I would like to thank Special Coordinator Mr. Robert Serry, for his presentation. I would also like to thank the Permanent Representative of Israel and the Permanent Observer of Palestine for their statements. France supports the statement that will be delivered by the EU Head of Delegation.
Since the beginning of the year, the Arab world has been at the heart of historic changes, from which the region will emerge transformed. These changes signal the aspirations of Arab societies for freedom. France welcomed this incredible movement and again reaffirms its support for all the efforts undertaken to ensure peaceful and negotiated transitions.
We consider this regional momentum to be a unique opportunity to find a solution to the Israeli-Palestinian conflict. France’s position in this regard is clear, and is based on several convictions: the status quo is intolerable; only dialogue will enable us to reach the only legitimate solution: two States for two peoples; the resumption of the peace process must be based on balanced parameters agreed upon by the two parties. We set out these parameters here on February 18. Let me reiterate them:
— An agreement on the borders of the two States, based on the 4 June 1967 lines, with equivalent land swaps may be agreed between the parties.
— Security arrangements that, for Palestinians, respect the sovereignty of the Palestinian State and show that the occupation is over; and, for Israelis, protect their security, prevent the resurgence of terrorism and deal with new and emerging threats.
— A just, fair and agreed solution to the refugee question.
— Fulfillment of the aspirations of both parties for Jerusalem. A way must be found through negotiations to resolve the status of Jerusalem as the future capital of both States.
It is with this in mind that France proposed an initiative aimed at relaunching negotiations on the basis of these clear and balanced parameters which reflect a broad international consensus and which must fulfill the main expectations of the two parties. We regret the fact that the Middle East Quartet did not endorse these parameters and did not launch an appeal for the resumption of the peace process at its meeting on July 11. Despite this failure, we urge the parties to refrain from any action that could be harmful to the resumption of bilateral negotiations and not to resign themselves to the dangerous impasse in which we find ourselves today.

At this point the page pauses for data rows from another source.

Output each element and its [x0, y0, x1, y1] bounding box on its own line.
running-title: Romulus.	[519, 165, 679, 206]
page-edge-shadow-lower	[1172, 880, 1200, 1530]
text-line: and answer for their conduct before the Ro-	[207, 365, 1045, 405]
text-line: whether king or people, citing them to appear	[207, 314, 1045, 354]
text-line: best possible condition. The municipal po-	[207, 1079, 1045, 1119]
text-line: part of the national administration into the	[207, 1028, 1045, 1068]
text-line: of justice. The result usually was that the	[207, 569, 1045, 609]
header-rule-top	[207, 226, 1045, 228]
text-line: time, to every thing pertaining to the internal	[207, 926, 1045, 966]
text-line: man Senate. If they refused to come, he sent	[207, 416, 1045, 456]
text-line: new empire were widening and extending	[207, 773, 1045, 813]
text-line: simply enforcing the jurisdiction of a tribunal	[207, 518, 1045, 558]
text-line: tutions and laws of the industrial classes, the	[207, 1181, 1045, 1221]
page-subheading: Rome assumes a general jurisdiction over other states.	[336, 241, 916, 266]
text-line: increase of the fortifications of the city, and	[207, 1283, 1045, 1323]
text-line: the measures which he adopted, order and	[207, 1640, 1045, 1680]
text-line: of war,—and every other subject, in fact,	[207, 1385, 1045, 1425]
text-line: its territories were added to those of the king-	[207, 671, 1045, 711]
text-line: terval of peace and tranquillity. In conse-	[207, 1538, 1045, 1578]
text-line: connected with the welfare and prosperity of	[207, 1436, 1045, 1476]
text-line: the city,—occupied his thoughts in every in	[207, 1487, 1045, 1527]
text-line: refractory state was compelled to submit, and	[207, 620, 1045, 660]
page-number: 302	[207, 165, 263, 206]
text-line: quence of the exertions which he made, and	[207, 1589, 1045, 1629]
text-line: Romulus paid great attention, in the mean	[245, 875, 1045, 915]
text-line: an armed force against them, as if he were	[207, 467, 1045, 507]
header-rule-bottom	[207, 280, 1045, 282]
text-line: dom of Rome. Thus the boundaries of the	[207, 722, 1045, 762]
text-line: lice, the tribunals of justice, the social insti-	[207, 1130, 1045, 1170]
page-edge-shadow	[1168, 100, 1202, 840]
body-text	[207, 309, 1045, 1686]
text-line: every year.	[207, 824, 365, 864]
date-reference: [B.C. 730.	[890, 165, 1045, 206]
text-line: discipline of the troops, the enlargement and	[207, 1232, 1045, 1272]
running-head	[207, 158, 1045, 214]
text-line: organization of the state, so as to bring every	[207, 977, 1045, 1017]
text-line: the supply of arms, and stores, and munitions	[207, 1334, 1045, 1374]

We welcome the progress made by the Palestinian Authority with respect to building the institutions of the future Palestinian State and urge all donors to continue their budgetary aid efforts.
The humanitarian situation in the Gaza Strip remains troubling. We again urge the Israeli authorities to undertake a change of policy with respect to Gaza, without compromising its legitimate security concerns.
Our position on settlement activity remains unchanged: illegal under international law and constituting an obstacle to peace based on the dispossession of the Palestinian population, it undermines trust between the parties and constitutes a threat to the two-State solution. We condemn the continued settlement activities, in the West Bank as well as in East Jerusalem, and urge Israel to abandon its construction plans.
Lastly, we cannot ignore the regional context of the peace process. In Lebanon, the events that took place on the border raised concerns among the international community. We condemn the attack against UNIFIL which occurred on 27 May and the one a few hours ago against the French contingent. In this context, France urges all parties to honor their obligations established by UNSCR 1701. The formation of the Lebanese government by Prime Minister Najib Mikati constitutes a milestone for Lebanon and the Lebanese people. This government must continue to implement Lebanon’s international obligations and commitments, notably with respect to the Special Tribunal for Lebanon and its funding, in accordance with UNSCR 1757 and the commitments made by the Lebanese Prime Minister.
We are concerned by the bloody events that took place on May 15 and June 5 in the Golan Heights on the Syrian-Lebanese border. France again underlines the acute need for the Syrian authorities to enforce respect for the area of separation between Israel and Syria, in accordance with UNSCR 350.
For more than four months now the Syrian regime has been conducting a systematic crackdown against peaceful demonstrations, openly ignoring the appeals of the international community. Human rights organizations in Syria have reported nearly 1,500 dead and 12,000 political arrests. Each week brings new civilian casualties. The Special Advisors of the Secretary General on the Prevention of Genocide and the Responsibility to Protect reported on 21 July that crimes against humanity may have been committed and are continuing to be committed in Syria. On 11 July, the French, American and Qatari embassies in Damascus were attacked; the Syrian security services did not attempt to defend them. France strongly condemns such acts which are in grave violation of Syria’s obligations under international law. Such illegal initiatives and gross maneuvers by the Damascus authorities will not detract attention from the fundamental problem: ending the crackdown against the Syrian population and initiating a democratic transition.
The events now taking place in the Arab world, including in the Palestinian Territories, serve to underline the urgency and strength of the aspirations of Arab societies for freedom and democracy. In a few weeks, we’ll reach the date set by the Fayyad plan. The expectations of Palestinian civil society have never been so high. We must not ignore this signal and the remaining risk returning to a situation of deadlock, with the threat of a further escalation of violence. We must find an opportunity here to relaunch dialogue under the auspices of the international community. France will assume its responsibilities with respect to the parties’ proposals and with respect with the initiatives that have been launched to resume the peace process, with the constant aim of advancing the peace process.